Well, after I stop by my room to change clothes, which agitates him even further, but I haven’t had a second to clean up after what we just…did. I swear, my legs are shaking the entire journey that I make from his room to mine. Initially, I planned on changing into comfier clothes, ones that I don’t mind getting…dirty. Being as the last time I witnessed him working I ended up covered in blood, however, when I reach my room, I’m rendered speechless.

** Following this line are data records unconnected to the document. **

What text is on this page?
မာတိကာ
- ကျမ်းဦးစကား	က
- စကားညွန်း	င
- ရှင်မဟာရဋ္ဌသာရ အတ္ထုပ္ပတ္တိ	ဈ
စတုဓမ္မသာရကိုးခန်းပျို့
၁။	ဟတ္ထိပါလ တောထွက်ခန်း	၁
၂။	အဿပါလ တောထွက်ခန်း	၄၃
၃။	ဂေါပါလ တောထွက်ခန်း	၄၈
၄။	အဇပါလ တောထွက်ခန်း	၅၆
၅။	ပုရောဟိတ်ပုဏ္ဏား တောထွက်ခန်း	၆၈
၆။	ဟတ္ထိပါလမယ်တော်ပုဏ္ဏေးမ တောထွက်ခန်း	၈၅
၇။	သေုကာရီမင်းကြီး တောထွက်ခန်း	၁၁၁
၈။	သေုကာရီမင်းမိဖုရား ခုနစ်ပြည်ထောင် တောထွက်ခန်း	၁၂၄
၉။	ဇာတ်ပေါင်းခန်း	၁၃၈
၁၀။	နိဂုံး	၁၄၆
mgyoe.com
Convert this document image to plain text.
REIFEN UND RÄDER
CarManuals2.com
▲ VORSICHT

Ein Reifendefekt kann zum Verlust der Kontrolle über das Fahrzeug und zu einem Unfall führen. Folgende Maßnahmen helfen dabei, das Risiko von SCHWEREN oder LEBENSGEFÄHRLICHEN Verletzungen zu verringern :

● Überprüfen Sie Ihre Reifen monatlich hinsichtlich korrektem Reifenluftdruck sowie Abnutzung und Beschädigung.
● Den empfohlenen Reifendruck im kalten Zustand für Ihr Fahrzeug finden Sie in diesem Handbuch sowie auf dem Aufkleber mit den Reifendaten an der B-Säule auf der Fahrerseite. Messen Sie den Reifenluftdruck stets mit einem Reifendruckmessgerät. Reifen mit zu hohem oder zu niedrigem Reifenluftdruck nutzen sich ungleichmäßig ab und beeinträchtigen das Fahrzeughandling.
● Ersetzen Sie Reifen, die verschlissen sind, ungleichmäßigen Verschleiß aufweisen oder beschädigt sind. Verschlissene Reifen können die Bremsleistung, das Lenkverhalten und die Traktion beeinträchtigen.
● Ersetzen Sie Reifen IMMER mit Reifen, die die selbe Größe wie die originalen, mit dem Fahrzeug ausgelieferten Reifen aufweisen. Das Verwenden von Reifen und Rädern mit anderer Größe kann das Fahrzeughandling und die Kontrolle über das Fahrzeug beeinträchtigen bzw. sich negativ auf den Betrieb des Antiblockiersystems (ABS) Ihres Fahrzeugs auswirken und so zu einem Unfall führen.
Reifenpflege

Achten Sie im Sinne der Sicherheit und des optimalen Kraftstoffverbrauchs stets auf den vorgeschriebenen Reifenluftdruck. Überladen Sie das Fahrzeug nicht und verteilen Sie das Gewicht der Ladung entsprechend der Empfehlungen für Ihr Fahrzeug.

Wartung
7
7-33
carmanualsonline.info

There sitting in the small, two step alcove with bay windows lies a massive easel with a fresh canvas on it. My mouth drops as I walk to it, my eyes moving from the canvas to the wooden art station next to. It is filled with brand new acrylics, brushes, oil pastels and even water colors. I’m mesmerized by all of it when I run my fingers down the side of the easel, tears threatening to pool in my eyes because I’ve never had anything this nice before. My parents refused to buy me any supplies other than my books and pencils. All of the paints and small canvases came from my own pocket so nothing was very lavish. My mother didn’t want me ruining her carpet or drapes and I never had space for something like this at Jenni’s.

This is a first for me. A dream come true. And I can’t help but realize that today is suddenly filled with a lot of suspiciously wonderful things.

I hear Damien clear his throat behind me, but I don’t turn to look at him when I speak. I am too enthralled with this.

“Did you do this?” I whisper, my voice shaky and choked up. I know he can hear me though. I can feel his discomfort in the air.